Eurythmic won the VATC Memsie Stakes, starting at 20 to 1, and was then installed as favourite for the VRC October Stakes, in which he beat Ethiopian (GB) by 1¼ lengths. During October he won the Caulfield Stakes, the Caulfield Cup (defeating a big field and giving each of the place-getters a stone in weight), and the Melbourne Stakes which was his eleventh consecutive victory. The following week he suffered his only defeat for the season, running fourth to Poitrel in the Melbourne Cup. Eurythmic won his next eight races: the CB Fisher Plate (defeating Poitrel), Essendon Stakes, VRC Governor's Plate and King's Plate, AJC Autumn Stakes, Sydney Cup (carrying 9 st 8 lb) and the Cumberland Stakes. He finished the season with a tally of 12 wins from 13 starts.
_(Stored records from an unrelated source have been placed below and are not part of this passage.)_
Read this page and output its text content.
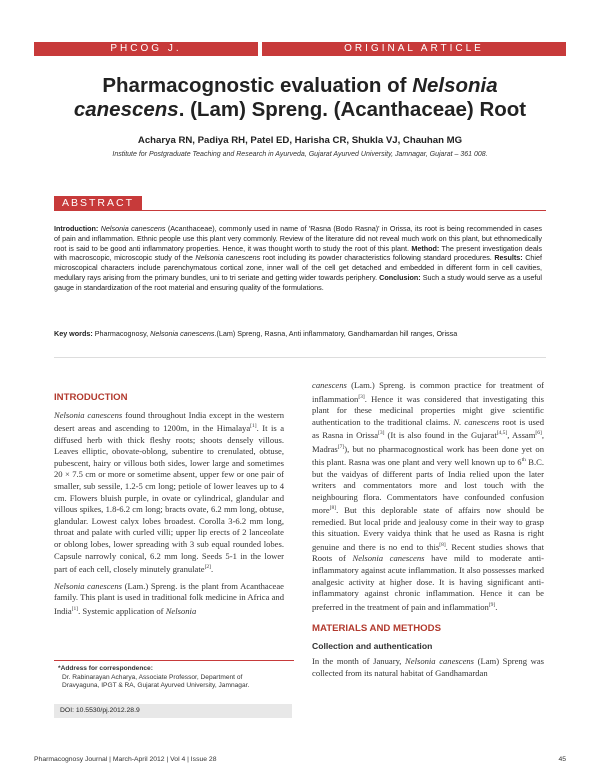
PHCOG J.	ORIGINAL ARTICLE
Pharmacognostic evaluation of Nelsonia canescens. (Lam) Spreng. (Acanthaceae) Root
Acharya RN, Padiya RH, Patel ED, Harisha CR, Shukla VJ, Chauhan MG
Institute for Postgraduate Teaching and Research in Ayurveda, Gujarat Ayurved University, Jamnagar, Gujarat – 361 008.
ABSTRACT

Introduction: Nelsonia canescens (Acanthaceae), commonly used in name of 'Rasna (Bodo Rasna)' in Orissa, its root is being recommended in cases of pain and inflammation. Ethnic people use this plant very commonly. Review of the literature did not reveal much work on this plant, but ethnomedically root is said to be good anti inflammatory properties. Hence, it was thought worth to study the root of this plant. Method: The present investigation deals with macroscopic, microscopic study of the Nelsonia canescens root including its powder characteristics following standard procedures. Results: Chief microscopical characters include parenchymatous cortical zone, inner wall of the cell get detached and embedded in different form in cell cavities, medullary rays arising from the primary bundles, uni to tri seriate and getting wider towards periphery. Conclusion: Such a study would serve as a useful gauge in standardization of the root material and ensuring quality of the formulations.

Key words: Pharmacognosy, Nelsonia canescens.(Lam) Spreng, Rasna, Anti inflammatory, Gandhamardan hill ranges, Orissa
INTRODUCTION

Nelsonia canescens found throughout India except in the western desert areas and ascending to 1200m, in the Himalaya[1]. It is a diffused herb with thick fleshy roots; shoots densely villous. Leaves elliptic, obovate-oblong, subentire to crenulated, obtuse, pubescent, hairy or villous both sides, lower large and sometimes 20 × 7.5 cm or more or sometime absent, upper few or one pair of smaller, sub sessile, 1.2-5 cm long; petiole of lower leaves up to 4 cm. Flowers bluish purple, in ovate or cylindrical, glandular and villous spikes, 1.8-6.2 cm long; bracts ovate, 6.2 mm long, obtuse, glandular. Lowest calyx lobes broadest. Corolla 3-6.2 mm long, throat and palate with curled villi; upper lip erects of 2 lanceolate or oblong lobes, lower spreading with 3 sub equal rounded lobes. Capsule narrowly conical, 6.2 mm long. Seeds 5-1 in the lower part of each cell, closely minutely granulate[2].

Nelsonia canescens (Lam.) Spreng. is the plant from Acanthaceae family. This plant is used in traditional folk medicine in Africa and India[1]. Systemic application of Nelsonia

canescens (Lam.) Spreng. is common practice for treatment of inflammation[3]. Hence it was considered that investigating this plant for these medicinal properties might give scientific authentication to the traditional claims. N. canescens root is used as Rasna in Orissa[3] (It is also found in the Gujarat[4,5], Assam[6], Madras[7]), but no pharmacognostical work has been done yet on this plant. Rasna was one plant and very well known up to 6th B.C. but the vaidyas of different parts of India relied upon the later writers and commentators more and lost touch with the neighbouring flora. Commentators have confounded confusion more[8]. But this deplorable state of affairs now should be remedied. But local pride and jealousy come in their way to grasp this situation. Every vaidya think that he used as Rasna is right genuine and there is no end to this[8]. Recent studies shows that Roots of Nelsonia canescens have mild to moderate anti-inflammatory against acute inflammation. It also possesses marked analgesic activity at higher dose. It is having significant anti-inflammatory against chronic inflammation. Hence it can be preferred in the treatment of pain and inflammation[9].

MATERIALS AND METHODS
Collection and authentication

In the month of January, Nelsonia canescens (Lam) Spreng was collected from its natural habitat of Gandhamardan

*Address for correspondence:
Dr. Rabinarayan Acharya, Associate Professor, Department of
Dravyaguna, IPGT & RA, Gujarat Ayurved University, Jamnagar.
DOI: 10.5530/pj.2012.28.9
Pharmacognosy Journal | March-April 2012 | Vol 4 | Issue 28	45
===Five-year-old: 1921-1922===
Eurythmic won his first five-year-old race, the Memsie Stakes, a race which he would win for three consecutive years. In the October Stakes Tangalooma defeated Eurythmic by a short half-head. Next Eurythmic won the Caulfield Stakes (in race record time), Herbert Power Stakes and the VRC Melbourne Stakes. In the Melbourne Cup he suffered interference and was pulled up. In the VATC St George Stakes he conceded the second place-getter, Harvest King, more than 2 stone, and was penalised 20-pounds for his win when the weights were issued for the VATC Futurity Stakes, which he duly won carrying 10 st 7 lb. Eurythmic's prize money for this race led to him overtaking Carbine as the greatest Australian stake winner to that time. He was unplaced in the Newmarket Handicap field, won the C. M. Lloyd Stakes at (wfa), and ran third in the (wfa) AJC Autumn Stakes (to Beauford and Sister Olive) and in the (wfa) Cumberland Stakes, (to David and Furious).

===Six-year-old: 1922-1923===
In his last season of racing Eurythmic won both the Memsie Stakes and Caulfield Stakes for the third year in succession, ran second in the Herbert Power Stakes, and third in the Melbourne Stakes. In his final four starts he finished second in the VATC St George Stakes, VATC Futurity Stakes (carrying 10 st 7 lb), VRC Essendon Stakes, and C. M. Lloyd Stakes. By the time he had finished racing as a six-year-old he was one of the greatest stake-winners in Australia, with winnings of more than £36,000.

==Stud record==
Eurythmic stood his first season in Victoria and was then relocated to Western Australia. He died there before the end of the spring in 1925, after spending less than two full seasons at stud. It was discovered that he had an enlarged heart which was attributed to heart strain caused from exertion during his racing. His skeleton was mounted and displayed in the Western Australian Museum.

Eurythmic was an indifferent sire that failed to produce any winners of principal races. Two of his daughters were successful broodmares though:
- Eumilia, 1924, by (alternative sire Comedy King) or Eurythmic was the dam of two stakes-winners, King's Knave and Tapestry
- Soaring, 1924, was the dam of Ethyia (dam of The Orb won VATC Futurity Stakes) and The Darter (third dam of Sharply (won Sydney Cup, Ipswich Cup, Chelmsford Stakes etc.))

Eurythmic was inducted into the Australian Racing Hall of Fame in 2005. He was also inducted into the West Australian Racing Industry Hall of Fame.